Q: When does an MRA make sense?

A: If you are confident that you will stay in the home for a relatively short period of time – less than the fixed rate period of the loan – an ARM may be a good idea. You can sell the home or refinance the loan before the rate resets. People who can reasonably expect a significant salary increase before the reset — such as medical residents or law students — may also benefit, McCoy said.

But the option may be too risky, for example, for employees who see a variable rate loan as the only way to afford a specific home.

“I’m not going to give them an arm,” she said. They could lose the house and much of their investment if they can’t make the higher payments.

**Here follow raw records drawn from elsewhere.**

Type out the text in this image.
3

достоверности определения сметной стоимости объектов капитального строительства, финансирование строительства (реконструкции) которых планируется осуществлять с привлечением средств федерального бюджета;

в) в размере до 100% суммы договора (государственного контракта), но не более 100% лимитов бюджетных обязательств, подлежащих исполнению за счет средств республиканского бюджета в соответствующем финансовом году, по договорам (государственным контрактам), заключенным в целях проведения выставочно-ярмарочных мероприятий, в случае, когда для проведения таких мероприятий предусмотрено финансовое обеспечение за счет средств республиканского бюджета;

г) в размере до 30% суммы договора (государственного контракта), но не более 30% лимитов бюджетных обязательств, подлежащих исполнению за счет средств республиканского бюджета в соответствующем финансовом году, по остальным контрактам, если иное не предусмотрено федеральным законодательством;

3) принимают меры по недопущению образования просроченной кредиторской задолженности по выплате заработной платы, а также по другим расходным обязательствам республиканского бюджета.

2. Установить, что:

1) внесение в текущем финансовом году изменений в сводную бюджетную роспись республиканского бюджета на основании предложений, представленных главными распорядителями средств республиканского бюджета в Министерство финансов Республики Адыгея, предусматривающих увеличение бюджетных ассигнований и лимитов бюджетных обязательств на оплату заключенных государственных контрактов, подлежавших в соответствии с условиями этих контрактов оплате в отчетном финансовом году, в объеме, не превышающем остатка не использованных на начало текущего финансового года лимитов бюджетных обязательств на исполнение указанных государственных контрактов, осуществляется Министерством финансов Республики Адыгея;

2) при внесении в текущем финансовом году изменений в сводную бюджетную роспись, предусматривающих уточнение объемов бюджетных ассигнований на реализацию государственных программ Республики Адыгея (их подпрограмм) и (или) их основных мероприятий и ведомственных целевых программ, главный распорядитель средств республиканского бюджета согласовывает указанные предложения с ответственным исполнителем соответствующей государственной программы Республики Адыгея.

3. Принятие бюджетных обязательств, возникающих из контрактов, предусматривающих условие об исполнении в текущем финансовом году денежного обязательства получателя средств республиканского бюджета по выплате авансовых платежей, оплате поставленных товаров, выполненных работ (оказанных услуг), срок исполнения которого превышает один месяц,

Ultimately, it comes down to how comfortable you are with the risk, Seay told Kansas State.

“I have a low tolerance for risk,” he said. “I would never have an ARM.”

Q: Can the interest on an ARM be reset at a lower rate?

A: Yes. After the initial repayment period, ARM rates are based on a benchmark market index and a fixed rate called the margin. Thus, if the index falls, the loan rate may also fall. But many loans have a floor below which the rate cannot go. Ask your lender or review your loan disclosure documents to find out what this rate is.